Le gouvernement franchit une nouvelle étape dans la modernisation de l’action publique en Algérie. Réuni sous la présidence du Premier ministre Sifi Ghrieb, l’exécutif a entamé l’examen d’un projet de décret exécutif structurant visant à encadrer de manière plus rigoureuse et efficiente les marchés publics, tout en se penchant sur les feuilles de route sectorielles pour la période 2026-2028. Une double démarche qui traduit la volonté des pouvoirs publics d’inscrire la gouvernance dans une logique de performance, de transparence et de projection stratégique. Au cœur de cette réunion figure un texte fondamental destiné à préciser les modalités d’application des règles générales relatives à la commande publique. Ce projet de décret exécutif ambitionne d’apporter davantage de clarté dans les procédures, en codifiant les mécanismes opérationnels régissant la préparation, la passation et l’exécution des marchés publics. Il s’agit, en filigrane, de lever les ambiguïtés administratives, de réduire les marges d’interprétation et de sécuriser les relations contractuelles entre les différents intervenants.
Cette réforme s’inscrit dans un contexte où la maîtrise des dépenses publiques et l’optimisation des ressources financières constituent des enjeux majeurs. En renforçant les outils de contrôle et en promouvant des pratiques plus transparentes, le gouvernement entend garantir une utilisation rationnelle des fonds publics. L’objectif est également de créer un environnement concurrentiel équitable, propice à l’émergence d’une économie nationale plus dynamique, tout en favorisant la participation accrue des entreprises locales.
La valorisation de la production nationale occupe, à cet égard, une place centrale dans ce dispositif. En encourageant les opérateurs économiques à privilégier les produits et services locaux, le texte vise à soutenir l’industrie nationale, à stimuler l’investissement et à consolider les chaînes de valeur internes. Parallèlement, l’accent est mis sur le respect des principes d’éthique et de bonne gouvernance, considérés comme des piliers essentiels pour instaurer la confiance entre l’administration, les entreprises et les citoyens.

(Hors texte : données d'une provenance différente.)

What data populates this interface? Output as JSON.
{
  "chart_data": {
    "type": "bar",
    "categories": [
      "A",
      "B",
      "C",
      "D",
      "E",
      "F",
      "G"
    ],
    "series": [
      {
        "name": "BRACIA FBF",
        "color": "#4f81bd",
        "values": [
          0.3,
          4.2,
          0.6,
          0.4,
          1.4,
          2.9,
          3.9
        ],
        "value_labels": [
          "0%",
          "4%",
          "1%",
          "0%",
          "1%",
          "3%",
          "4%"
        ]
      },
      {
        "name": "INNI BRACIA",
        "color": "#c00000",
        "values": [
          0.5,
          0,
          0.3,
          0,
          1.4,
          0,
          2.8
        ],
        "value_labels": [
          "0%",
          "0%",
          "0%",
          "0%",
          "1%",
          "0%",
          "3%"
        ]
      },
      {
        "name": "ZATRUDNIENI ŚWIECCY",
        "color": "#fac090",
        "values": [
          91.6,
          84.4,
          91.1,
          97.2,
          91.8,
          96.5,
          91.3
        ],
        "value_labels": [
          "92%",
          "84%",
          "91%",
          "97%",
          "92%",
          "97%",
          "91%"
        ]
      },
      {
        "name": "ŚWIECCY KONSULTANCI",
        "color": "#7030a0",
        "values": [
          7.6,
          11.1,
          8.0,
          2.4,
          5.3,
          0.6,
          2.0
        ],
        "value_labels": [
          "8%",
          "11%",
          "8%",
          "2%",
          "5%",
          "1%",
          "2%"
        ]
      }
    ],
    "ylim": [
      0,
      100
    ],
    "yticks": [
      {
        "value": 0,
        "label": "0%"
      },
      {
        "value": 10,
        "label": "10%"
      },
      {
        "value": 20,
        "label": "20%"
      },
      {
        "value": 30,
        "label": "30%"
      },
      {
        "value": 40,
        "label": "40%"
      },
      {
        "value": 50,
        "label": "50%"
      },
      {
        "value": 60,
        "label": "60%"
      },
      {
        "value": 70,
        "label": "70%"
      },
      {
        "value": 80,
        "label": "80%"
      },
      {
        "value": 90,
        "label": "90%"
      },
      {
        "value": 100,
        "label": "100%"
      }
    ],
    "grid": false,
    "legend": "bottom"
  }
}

Au-delà de cette réforme réglementaire, la réunion du gouvernement a été l’occasion d’examiner les projets de feuilles de route de plusieurs secteurs stratégiques pour la période 2026-2028. Transports, justice, enseignement supérieur et recherche scientifique, éducation nationale, commerce intérieur, jeunesse, travaux publics, hydraulique et sports : autant de domaines clés appelés à jouer un rôle déterminant dans le développement économique et social du pays. Ces feuilles de route traduisent une approche prospective visant à anticiper les défis à venir et à structurer les politiques publiques autour d’objectifs précis, mesurables et cohérents. Elles constituent un instrument de pilotage essentiel pour assurer la coordination des actions gouvernementales et garantir leur efficacité sur le terrain. En articulant réformes structurelles et planification stratégique, l’exécutif affiche ainsi sa volonté de consolider les bases d’une gouvernance moderne, tournée vers les résultats et la satisfaction des attentes citoyennes.